TABLE 13-13HIV PEP after Sexual Assault ||Download (.pdf) TABLE 13-13 HIV PEP after Sexual Assault
|Assess for risk of HIV infection in the assailant and test if possible |
|Determine characteristics of the assault that may increase the risk of HIV transmission (i.e., mucous membrane or broken skin in contact with blood, semen, or rectal secretions) |
|Consider consulting an HIV specialist or the National Clinicians’ Postexposure Prophylaxis Hotline: 888–448–4911 |
|If patient is at risk for HIV from assault, discuss PEP risks and benefits |
|If the patient starts PEP, schedule follow-up within 7 days |
|If prescribing PEP, obtain CBC, serum liver function tests, and serum creatinine level |
|Check HIV serology at baseline, 6 weeks, and then at 3 and 6 months |
Because of the emotional intensity of the experience, a woman may not recall all the information provided, and thus written instructions are helpful. Survivors are referred to local rape crisis centers and encouraged to visit within 1 to 2 days. Sexual assault victims receive subsequent medical evaluation at 1 to 2 weeks, and 2 to 4 months following their rape. During these visits, examination for STDs and blood testing for HIV and syphilis is performed. Remaining hepatitis vaccinations are administered, if needed.
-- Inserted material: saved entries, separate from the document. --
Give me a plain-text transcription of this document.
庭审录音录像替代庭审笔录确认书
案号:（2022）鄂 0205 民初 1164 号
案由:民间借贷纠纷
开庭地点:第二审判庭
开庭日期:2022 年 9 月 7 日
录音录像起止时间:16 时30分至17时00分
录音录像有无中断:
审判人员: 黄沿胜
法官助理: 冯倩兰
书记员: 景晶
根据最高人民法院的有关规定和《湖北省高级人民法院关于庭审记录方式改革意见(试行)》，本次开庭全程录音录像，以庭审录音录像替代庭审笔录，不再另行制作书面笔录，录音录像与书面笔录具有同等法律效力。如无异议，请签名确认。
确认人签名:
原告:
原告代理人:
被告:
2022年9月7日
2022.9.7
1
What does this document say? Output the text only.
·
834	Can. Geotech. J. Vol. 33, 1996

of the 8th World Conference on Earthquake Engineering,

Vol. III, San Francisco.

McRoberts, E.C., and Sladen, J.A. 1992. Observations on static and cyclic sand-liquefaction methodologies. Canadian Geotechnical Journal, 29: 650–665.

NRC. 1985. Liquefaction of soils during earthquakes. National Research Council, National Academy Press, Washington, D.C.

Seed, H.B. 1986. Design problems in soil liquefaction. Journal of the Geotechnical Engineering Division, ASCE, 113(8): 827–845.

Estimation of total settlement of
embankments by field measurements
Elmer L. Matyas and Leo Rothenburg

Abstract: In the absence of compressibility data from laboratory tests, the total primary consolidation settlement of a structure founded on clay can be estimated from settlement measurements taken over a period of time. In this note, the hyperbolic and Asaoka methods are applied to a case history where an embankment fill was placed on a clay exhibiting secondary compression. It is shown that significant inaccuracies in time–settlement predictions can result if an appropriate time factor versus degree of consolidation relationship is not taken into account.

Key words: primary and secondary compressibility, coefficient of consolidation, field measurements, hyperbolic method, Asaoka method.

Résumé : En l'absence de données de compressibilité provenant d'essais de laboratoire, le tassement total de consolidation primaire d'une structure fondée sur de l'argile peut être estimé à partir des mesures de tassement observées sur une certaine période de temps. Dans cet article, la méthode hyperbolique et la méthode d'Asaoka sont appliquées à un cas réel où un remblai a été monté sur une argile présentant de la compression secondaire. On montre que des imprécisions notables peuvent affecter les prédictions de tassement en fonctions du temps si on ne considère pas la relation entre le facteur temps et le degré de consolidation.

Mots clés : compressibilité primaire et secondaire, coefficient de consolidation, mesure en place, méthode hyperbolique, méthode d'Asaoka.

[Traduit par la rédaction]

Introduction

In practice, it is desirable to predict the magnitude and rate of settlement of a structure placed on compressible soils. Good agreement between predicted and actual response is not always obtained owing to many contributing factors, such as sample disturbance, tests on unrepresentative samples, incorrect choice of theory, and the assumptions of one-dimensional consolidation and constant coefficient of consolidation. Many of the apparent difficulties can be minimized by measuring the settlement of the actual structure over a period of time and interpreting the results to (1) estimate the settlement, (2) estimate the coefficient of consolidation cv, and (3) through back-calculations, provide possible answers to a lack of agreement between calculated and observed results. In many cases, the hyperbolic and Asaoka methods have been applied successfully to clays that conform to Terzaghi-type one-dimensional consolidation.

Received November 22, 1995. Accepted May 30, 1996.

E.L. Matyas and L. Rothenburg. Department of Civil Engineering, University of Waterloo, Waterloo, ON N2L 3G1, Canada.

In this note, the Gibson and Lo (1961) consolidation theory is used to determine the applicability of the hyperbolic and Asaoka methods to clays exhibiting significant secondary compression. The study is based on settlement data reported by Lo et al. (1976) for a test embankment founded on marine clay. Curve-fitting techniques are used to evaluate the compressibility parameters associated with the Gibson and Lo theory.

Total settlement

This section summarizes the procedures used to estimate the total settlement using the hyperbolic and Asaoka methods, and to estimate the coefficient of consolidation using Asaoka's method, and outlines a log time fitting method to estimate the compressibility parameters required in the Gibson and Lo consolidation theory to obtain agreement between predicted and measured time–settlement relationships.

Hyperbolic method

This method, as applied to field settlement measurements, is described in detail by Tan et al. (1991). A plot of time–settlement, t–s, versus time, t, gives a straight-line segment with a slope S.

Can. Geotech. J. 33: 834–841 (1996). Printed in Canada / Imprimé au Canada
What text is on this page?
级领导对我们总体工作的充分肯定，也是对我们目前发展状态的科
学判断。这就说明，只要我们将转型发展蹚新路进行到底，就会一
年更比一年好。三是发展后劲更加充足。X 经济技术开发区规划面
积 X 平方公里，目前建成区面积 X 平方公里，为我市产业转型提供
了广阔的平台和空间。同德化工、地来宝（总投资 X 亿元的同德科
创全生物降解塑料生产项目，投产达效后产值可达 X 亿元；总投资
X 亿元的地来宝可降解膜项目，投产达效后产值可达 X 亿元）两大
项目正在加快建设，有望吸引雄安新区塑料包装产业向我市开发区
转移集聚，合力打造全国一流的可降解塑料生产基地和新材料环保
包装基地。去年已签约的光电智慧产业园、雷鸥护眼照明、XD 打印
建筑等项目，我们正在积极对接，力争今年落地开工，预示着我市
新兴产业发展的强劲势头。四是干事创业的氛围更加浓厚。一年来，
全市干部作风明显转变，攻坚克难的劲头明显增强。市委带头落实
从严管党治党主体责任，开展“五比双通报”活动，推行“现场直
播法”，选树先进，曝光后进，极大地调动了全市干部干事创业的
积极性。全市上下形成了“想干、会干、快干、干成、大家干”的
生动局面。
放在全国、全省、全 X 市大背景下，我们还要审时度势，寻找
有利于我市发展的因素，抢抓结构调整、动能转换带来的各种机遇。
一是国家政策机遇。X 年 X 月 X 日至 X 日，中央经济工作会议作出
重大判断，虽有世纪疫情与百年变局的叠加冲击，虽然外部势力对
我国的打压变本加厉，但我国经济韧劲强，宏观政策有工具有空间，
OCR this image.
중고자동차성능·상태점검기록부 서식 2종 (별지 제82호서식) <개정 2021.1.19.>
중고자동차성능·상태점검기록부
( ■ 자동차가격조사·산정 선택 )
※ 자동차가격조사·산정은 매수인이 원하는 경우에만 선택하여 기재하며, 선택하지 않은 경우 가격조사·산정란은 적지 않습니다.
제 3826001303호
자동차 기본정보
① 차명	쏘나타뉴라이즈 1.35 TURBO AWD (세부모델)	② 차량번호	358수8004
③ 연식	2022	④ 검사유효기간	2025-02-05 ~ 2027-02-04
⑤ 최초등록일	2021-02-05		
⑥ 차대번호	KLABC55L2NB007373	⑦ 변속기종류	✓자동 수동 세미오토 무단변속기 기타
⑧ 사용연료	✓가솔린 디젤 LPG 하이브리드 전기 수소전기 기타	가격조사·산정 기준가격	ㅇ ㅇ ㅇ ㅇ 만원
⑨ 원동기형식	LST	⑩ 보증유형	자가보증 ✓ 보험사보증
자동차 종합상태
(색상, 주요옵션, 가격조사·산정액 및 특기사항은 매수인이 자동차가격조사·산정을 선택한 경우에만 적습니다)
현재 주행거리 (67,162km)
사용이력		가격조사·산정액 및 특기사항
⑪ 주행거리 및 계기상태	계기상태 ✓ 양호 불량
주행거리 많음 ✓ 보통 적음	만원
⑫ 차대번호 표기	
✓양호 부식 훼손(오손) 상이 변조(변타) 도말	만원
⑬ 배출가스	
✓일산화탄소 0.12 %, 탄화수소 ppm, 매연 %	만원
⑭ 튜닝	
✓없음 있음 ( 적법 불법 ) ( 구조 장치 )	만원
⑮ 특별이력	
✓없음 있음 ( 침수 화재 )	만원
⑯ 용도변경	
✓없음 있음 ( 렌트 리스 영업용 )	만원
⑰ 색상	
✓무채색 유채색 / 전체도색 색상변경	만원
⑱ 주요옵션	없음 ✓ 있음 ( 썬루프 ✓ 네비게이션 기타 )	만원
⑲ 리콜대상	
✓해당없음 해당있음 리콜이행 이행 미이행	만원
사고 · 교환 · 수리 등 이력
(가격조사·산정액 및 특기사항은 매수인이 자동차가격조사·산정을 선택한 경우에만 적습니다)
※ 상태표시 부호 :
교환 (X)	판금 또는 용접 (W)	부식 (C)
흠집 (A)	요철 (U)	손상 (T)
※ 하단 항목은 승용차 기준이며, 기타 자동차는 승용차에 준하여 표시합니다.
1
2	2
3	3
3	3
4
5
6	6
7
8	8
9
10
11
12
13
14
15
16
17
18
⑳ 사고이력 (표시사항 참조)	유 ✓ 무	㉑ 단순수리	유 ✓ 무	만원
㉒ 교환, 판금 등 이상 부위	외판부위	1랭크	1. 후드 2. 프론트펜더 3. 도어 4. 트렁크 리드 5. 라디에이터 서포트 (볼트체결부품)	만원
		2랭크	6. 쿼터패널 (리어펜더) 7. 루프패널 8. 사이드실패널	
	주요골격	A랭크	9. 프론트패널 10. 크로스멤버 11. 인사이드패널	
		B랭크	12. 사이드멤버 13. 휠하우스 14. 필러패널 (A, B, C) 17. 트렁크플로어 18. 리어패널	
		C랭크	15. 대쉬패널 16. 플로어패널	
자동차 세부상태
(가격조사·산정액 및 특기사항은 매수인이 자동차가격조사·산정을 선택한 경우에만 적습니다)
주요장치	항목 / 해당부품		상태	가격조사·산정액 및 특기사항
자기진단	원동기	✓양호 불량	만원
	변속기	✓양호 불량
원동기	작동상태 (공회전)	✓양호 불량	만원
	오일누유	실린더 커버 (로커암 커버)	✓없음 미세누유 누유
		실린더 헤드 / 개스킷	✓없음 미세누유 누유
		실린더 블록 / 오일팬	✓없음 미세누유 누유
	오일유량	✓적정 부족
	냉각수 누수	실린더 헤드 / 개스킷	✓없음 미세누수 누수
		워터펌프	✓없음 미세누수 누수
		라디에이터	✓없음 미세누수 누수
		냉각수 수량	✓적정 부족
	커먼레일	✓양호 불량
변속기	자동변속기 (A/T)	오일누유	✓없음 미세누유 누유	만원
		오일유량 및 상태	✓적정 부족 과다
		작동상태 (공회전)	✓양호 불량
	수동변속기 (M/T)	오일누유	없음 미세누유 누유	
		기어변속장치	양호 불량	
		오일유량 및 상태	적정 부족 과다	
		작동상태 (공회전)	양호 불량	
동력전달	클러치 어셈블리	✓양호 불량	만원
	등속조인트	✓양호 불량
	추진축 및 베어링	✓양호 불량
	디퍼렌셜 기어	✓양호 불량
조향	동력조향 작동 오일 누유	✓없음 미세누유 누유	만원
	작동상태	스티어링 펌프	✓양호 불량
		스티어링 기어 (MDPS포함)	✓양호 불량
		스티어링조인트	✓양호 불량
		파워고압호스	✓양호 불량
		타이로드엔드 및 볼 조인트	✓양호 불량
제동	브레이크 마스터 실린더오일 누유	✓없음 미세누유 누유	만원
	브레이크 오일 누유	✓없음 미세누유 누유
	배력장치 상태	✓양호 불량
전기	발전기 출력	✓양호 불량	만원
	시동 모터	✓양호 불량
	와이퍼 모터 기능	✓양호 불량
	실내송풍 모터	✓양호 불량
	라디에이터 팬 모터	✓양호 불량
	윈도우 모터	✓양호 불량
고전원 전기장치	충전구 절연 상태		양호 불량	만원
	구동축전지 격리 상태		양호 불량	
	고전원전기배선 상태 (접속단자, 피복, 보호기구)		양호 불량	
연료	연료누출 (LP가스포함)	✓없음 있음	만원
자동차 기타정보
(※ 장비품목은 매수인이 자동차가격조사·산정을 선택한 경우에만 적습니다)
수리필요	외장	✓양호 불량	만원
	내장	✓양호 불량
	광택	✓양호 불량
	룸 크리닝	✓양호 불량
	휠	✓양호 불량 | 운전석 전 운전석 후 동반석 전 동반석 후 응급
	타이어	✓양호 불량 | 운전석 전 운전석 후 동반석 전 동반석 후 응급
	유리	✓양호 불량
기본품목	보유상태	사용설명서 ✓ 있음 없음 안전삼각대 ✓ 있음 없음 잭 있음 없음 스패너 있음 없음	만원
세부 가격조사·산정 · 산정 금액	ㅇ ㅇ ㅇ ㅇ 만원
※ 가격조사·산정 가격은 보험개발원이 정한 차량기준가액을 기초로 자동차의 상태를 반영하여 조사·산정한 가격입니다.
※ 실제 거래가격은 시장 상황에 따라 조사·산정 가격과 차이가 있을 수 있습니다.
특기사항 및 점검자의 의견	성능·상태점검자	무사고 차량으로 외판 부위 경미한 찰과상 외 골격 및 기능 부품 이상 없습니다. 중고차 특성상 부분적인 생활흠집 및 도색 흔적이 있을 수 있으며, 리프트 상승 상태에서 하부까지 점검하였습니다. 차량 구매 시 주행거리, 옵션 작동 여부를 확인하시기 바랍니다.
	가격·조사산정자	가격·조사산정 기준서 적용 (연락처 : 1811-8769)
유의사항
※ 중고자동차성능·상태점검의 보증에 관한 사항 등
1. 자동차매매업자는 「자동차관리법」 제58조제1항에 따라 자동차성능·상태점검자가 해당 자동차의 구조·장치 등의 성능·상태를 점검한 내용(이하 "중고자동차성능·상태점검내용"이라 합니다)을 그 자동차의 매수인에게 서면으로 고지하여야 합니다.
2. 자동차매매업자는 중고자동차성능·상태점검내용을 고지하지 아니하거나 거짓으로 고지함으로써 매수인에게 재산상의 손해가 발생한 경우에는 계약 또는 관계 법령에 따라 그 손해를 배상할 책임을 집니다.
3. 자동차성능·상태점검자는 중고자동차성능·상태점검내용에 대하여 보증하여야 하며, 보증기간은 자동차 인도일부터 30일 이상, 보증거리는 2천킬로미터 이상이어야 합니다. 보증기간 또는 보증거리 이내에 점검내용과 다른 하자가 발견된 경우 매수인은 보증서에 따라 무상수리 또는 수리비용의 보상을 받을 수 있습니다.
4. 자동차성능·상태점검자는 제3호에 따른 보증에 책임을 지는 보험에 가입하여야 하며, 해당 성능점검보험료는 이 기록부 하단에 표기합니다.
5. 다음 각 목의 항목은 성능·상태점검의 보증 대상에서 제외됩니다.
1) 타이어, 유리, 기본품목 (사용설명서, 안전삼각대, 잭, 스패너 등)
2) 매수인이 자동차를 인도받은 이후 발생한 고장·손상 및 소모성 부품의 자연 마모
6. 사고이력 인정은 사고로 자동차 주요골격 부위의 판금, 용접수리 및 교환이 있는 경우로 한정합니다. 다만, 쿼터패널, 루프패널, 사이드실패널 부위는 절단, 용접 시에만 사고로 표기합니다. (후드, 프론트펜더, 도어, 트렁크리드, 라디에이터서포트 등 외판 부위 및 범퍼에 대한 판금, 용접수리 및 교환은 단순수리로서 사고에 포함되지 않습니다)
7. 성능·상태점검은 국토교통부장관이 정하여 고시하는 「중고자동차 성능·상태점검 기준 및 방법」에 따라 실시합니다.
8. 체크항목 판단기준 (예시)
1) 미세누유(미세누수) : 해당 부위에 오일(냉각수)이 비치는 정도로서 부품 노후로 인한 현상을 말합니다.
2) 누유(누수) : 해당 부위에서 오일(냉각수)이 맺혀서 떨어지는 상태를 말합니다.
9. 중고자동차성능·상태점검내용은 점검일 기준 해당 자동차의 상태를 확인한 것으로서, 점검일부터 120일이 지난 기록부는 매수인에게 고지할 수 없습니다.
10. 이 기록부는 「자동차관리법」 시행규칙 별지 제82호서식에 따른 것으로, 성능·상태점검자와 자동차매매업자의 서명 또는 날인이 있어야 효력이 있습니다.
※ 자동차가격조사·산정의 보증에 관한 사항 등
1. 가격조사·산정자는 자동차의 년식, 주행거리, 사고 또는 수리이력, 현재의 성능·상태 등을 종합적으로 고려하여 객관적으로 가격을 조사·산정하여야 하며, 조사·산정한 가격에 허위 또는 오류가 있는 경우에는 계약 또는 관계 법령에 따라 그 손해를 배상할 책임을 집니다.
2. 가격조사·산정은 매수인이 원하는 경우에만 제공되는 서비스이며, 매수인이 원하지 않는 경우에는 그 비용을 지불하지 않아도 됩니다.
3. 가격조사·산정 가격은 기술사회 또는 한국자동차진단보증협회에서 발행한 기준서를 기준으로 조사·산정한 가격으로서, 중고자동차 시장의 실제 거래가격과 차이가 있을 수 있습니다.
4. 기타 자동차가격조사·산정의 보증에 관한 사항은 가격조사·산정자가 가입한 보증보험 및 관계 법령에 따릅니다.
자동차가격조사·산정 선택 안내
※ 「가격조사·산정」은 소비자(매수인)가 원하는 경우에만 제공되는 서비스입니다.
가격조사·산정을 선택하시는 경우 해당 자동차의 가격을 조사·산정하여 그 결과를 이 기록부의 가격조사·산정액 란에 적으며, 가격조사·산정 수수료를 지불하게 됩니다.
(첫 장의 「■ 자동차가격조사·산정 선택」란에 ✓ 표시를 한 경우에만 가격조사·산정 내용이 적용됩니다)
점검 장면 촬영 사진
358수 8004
Psychological Response to Sexual Assault
Survivors of sexual assault may display an array of reactions that frequently include anxiety, agitation, crying, or a quiet, calm, and removed affect. In 1974, Burgess and Holmstrom first characterized the “rape trauma syndrome.” They described two response phases to the trauma of sexual assault: (1) the acute disorganization phase, lasting several weeks, and (2) the reorganization phase, lasting from several weeks to years. During the acute phase, shock and disbelief, fear, shame, self-blame, humiliation, anger, isolation, grief, somatic manifestations, and loss of control are common. During the reorganization phase, feelings of vulnerability, despair, guilt, and shame may continue. Symptoms can include nonspecific anxiety, somatic complaints, or depression. Longitudinal data indicate that sexual assault survivors are at increased lifetime risk for PTSD, major depression, and suicide contemplation or attempt (Linden, 2011). Health care providers ideally enlist the input of social workers or rape crisis counselors to help evaluate the patient’s immediate and future emotional and safety needs.